I chose my words poorly. What I meant to say was a Block V Virginia looks like it has a similar mission capability as a Ohio-class SSGN, as you correctly cite. Those SSGNs carry all those cruise missiles, very useful in a non-nuclear fight, but they are getting old. It sounds like the Block Vs are meant to fill in that role once the Ohios are retired.
 
Make a hypersonic in-atmospheric missile that has a range over 1000 miles and fits in a 21" (533mm) tube and you'll be a wealthy man.
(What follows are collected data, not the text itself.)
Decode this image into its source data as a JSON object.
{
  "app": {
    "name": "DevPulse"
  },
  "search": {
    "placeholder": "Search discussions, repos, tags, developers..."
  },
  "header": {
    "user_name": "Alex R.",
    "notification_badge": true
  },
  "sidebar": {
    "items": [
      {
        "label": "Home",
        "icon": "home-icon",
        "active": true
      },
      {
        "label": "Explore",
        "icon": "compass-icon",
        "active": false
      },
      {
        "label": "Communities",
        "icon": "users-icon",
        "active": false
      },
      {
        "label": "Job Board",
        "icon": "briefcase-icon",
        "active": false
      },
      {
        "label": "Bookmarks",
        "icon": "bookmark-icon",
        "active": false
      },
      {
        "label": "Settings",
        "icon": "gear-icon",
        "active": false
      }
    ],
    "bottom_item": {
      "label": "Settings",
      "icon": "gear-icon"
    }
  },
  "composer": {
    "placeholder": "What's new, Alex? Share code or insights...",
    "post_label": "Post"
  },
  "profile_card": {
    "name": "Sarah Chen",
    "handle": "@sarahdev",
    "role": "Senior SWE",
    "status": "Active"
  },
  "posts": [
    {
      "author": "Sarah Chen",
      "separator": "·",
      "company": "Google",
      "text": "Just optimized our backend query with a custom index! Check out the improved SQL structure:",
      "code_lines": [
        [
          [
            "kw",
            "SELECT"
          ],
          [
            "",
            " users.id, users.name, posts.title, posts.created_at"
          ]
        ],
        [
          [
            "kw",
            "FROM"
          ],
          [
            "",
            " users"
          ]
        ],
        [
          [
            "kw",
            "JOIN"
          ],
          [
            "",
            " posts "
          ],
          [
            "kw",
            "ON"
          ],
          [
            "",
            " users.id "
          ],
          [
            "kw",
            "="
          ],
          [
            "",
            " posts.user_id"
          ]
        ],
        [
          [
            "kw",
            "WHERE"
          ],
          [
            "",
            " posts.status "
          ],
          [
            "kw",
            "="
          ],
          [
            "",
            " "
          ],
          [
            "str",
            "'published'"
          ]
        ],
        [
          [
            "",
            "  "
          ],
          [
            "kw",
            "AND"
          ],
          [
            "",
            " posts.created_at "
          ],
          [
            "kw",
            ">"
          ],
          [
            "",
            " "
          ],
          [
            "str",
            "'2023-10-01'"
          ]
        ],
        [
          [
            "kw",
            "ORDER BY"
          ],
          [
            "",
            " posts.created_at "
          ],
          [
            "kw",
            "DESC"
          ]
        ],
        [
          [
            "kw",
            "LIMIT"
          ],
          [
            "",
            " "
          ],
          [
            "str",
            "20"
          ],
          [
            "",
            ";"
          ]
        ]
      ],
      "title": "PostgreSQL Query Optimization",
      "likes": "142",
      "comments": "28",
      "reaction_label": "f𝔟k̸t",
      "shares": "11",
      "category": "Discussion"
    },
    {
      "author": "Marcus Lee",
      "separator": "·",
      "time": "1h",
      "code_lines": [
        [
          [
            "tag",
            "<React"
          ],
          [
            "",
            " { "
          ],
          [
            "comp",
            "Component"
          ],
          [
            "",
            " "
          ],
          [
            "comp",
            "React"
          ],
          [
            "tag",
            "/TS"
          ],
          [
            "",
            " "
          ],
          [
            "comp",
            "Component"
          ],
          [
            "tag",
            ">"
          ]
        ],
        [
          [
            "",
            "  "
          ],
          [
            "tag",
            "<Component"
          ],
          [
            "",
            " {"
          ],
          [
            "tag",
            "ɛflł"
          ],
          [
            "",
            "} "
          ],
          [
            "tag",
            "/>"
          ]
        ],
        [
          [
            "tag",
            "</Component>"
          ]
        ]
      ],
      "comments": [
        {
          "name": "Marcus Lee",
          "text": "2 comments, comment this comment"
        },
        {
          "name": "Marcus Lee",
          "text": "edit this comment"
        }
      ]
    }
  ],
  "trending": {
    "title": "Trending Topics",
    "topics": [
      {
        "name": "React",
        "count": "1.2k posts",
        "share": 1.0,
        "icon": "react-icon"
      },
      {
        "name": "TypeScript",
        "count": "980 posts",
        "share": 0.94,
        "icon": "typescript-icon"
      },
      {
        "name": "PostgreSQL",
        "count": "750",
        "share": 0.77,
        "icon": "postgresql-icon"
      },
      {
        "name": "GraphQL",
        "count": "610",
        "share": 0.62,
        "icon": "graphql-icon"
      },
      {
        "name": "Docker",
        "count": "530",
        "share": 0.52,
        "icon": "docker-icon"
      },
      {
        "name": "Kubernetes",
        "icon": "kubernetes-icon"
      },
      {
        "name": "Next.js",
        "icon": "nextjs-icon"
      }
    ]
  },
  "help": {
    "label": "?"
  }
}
Just remember that SLBMs and ICBMs attain speeds in the Mach 20 range, so they are hypersonic, just using out-of-atmosphere flight to do so.

Timely article on this discussion. Only mach 7 and 1000km not miles, but it’s closer than it was.

Not sure what the VLS on the Severodinsk is sized at either, but it’s apparently an attack sub not a boomer.
 
And our friends at Raytheon and Northrop announced they successfully fired a hypersonic from an airplane a few days ago:


Not as much public details as the Russian release.

And I'm not sure if a sub-launched hypersonic is harder to achieve than an aircraft-launched one.

Both of these missiles are non-ballistic, which is very hard to achieve.
 

Timely article on this discussion. Only mach 7 and 1000km not miles, but it’s closer than it was.

Not sure what the VLS on the Severodinsk is sized at either, but it’s apparently an attack sub not a boomer.
Actually a Yasen-class SSGN, similar in concept to what the Block V Virginia-class SSN/SSGN will be.